Agents vs workflows: most "agents" are workflows with an LLM call and a trigger. The honest definition, the 90% case, and when the loop wins.

Written by

Mack Chi

Agents vs workflows: the line that actually matters

The agents vs workflows debate keeps surfacing because the vendor pitch deck and the production codebase rarely agree. Direct answer: roughly 90% of systems sold as "agents" are workflows with an LLM call wedged in the middle, and a trigger on the front. A true agent — one that plans, calls a tool, observes the result, and re-plans — is a much rarer animal, and usually overkill for the task at hand. The agents vs workflows distinction is not about branding; it is about whether the control flow is decided up front or decided at runtime by a model that may be wrong.
The cleaner definition: a workflow is a deterministic graph where the steps are known in advance, and any LLM call inside it is a function call with a fixed input and a fixed-shape output. An agent is an adaptive loop where the next step is chosen by a model based on what just happened, and the loop terminates when the model decides it is done. Everything else — "AI-powered," "intelligent," "autonomous-ish" — is marketing on top of one of those two shapes.
If you can write down the plan in advance, it's a workflow. An agent is what you ship when you can't.

The 90% case: workflow with one LLM call wins

Most production "agents" look like this: a webhook fires (see agent triggers explained for the trigger taxonomy), a small DAG runs, somewhere in the middle an LLM extracts a field or drafts a paragraph or classifies an intent, and the rest of the steps are plain code calling plain APIs. For this system the answer resolves trivially: it is a workflow. The LLM is a smart map() over one step.
This is not a criticism. Workflows are easier to reason about, cheaper to run, easier to retry, and easier to audit. The state machine is explicit. The cost is bounded. The failure modes are the failure modes of normal software, not the failure modes of an unbounded reasoning loop that just decided to call delete_repo for the fourth time. When the task can be described as a sequence of steps a junior engineer could write down, an agent is the wrong tool.
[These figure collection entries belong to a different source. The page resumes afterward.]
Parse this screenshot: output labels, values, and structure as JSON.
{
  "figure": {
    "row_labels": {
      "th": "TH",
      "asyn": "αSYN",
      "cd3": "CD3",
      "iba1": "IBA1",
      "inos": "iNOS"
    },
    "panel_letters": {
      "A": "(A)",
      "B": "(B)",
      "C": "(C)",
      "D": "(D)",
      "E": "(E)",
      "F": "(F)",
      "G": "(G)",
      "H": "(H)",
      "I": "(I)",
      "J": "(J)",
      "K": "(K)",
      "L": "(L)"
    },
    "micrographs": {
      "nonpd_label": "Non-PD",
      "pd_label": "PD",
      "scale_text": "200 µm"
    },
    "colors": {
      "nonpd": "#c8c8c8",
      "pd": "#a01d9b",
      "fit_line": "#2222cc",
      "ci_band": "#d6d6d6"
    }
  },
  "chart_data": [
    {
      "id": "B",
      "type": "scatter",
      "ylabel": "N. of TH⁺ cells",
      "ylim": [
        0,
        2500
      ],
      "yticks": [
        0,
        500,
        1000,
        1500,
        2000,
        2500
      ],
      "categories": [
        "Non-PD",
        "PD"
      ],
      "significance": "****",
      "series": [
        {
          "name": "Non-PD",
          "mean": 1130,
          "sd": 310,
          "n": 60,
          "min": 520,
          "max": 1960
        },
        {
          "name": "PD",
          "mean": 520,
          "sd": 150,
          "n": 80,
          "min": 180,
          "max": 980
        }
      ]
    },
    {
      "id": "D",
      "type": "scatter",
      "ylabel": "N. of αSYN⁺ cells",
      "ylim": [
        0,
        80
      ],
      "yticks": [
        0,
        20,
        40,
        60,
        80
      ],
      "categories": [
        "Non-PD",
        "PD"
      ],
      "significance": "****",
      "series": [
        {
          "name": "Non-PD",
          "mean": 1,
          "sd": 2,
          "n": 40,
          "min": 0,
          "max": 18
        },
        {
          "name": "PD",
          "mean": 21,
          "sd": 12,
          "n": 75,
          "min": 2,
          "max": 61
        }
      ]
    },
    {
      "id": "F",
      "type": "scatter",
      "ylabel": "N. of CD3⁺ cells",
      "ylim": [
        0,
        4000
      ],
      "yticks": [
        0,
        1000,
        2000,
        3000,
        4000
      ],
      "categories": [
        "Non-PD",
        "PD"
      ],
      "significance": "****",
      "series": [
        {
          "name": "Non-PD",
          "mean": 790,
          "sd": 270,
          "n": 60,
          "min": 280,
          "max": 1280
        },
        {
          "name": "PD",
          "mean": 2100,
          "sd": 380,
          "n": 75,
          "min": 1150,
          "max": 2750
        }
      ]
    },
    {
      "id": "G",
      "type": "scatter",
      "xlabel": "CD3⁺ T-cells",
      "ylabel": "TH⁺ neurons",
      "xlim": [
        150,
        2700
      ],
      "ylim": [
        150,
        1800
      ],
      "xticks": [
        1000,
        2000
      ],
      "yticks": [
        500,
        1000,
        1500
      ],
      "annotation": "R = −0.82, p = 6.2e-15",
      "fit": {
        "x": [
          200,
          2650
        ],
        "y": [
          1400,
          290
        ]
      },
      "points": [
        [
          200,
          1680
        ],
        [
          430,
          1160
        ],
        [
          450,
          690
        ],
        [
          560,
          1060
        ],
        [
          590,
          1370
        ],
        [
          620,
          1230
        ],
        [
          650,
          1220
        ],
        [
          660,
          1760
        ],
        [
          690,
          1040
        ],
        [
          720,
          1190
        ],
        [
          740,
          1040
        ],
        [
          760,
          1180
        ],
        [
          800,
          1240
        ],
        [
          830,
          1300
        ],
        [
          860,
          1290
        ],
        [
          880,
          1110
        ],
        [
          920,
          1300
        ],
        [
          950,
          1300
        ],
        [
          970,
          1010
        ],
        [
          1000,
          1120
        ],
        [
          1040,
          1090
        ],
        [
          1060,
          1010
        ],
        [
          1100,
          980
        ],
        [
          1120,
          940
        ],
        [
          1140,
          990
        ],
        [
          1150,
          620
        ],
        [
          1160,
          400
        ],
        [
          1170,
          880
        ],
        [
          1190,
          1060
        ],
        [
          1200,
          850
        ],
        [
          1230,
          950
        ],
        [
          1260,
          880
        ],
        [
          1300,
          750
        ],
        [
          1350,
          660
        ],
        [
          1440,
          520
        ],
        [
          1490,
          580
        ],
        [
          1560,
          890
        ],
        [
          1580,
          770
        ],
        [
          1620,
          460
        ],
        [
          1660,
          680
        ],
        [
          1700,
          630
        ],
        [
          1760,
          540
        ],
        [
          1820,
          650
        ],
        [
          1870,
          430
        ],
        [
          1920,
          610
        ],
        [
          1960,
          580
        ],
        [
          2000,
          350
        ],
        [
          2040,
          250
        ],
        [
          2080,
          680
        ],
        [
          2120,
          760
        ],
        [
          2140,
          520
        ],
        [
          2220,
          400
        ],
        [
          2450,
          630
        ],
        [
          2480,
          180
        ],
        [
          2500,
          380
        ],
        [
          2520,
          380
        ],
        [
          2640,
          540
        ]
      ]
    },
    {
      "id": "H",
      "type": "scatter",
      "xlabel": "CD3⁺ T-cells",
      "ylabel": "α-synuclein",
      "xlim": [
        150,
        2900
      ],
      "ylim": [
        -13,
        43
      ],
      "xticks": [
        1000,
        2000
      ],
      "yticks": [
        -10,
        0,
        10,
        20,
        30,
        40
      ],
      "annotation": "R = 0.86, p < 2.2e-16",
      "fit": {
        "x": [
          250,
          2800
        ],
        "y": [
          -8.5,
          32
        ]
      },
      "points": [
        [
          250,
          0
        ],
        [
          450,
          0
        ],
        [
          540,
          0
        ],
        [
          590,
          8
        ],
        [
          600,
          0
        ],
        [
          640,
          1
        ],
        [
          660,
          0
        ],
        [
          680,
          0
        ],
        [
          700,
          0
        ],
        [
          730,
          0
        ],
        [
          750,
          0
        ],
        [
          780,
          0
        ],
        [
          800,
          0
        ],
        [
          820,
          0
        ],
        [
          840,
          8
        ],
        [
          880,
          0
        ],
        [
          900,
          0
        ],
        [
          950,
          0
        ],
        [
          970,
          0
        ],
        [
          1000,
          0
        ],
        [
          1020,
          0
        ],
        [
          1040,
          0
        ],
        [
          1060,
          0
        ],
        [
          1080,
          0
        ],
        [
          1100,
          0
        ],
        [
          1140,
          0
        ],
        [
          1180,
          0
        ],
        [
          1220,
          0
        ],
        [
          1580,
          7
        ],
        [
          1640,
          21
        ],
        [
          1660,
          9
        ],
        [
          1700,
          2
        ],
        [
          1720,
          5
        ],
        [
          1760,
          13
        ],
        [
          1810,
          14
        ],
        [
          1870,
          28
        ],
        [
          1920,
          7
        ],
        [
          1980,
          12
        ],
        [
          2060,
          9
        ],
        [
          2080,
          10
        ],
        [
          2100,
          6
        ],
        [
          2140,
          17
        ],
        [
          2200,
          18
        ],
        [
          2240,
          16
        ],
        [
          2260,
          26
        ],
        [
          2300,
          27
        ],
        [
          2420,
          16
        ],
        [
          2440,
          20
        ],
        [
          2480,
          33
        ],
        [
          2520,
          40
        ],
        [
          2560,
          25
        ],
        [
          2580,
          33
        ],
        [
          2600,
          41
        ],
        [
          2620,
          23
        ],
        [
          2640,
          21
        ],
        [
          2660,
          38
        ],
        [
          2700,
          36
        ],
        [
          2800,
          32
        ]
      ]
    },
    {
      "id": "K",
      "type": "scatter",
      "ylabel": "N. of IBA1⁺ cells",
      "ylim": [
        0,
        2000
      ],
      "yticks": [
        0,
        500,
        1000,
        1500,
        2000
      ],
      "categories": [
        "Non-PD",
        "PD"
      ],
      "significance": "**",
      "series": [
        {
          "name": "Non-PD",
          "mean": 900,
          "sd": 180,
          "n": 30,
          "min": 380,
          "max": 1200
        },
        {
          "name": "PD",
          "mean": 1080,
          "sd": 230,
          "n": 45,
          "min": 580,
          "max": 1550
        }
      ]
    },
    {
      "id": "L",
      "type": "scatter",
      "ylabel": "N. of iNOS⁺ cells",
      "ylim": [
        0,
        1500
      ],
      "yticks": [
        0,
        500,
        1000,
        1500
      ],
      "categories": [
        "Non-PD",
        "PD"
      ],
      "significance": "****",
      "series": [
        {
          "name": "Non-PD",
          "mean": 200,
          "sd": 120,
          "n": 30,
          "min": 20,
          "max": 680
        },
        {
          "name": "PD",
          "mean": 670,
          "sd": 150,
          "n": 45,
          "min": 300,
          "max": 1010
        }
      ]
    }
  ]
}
When the loop is actually worth it

The four cases where the agents vs workflows answer flips toward the loop:
  1. Open-ended research. The number of steps is not known in advance. Each result changes which question to ask next. A loop is the natural shape; a workflow would be a switch statement with no fixed number of cases.
  2. Multi-system recovery. The agent has to recover from partial failures across systems where the recovery path depends on what failed and how. The decision tree is too sparse to encode.
  3. Negotiated execution. Tool selection itself is the hard part — the user said "ship the release," and the right next call depends on the state of CI, the branch, the changelog, and what the human approves at each step.
  4. Tool surface too large to enumerate. Hundreds of MCP tools across a managed MCP gateway, and the right ones are picked at runtime per identity. The split tips toward the agent because the graph cannot be drawn in advance.
Outside those four, a workflow with one well-defined LLM call and a clean trigger is the cheaper, more reliable shape. Ship the workflow. Reach for the loop when the workflow runs out of branches.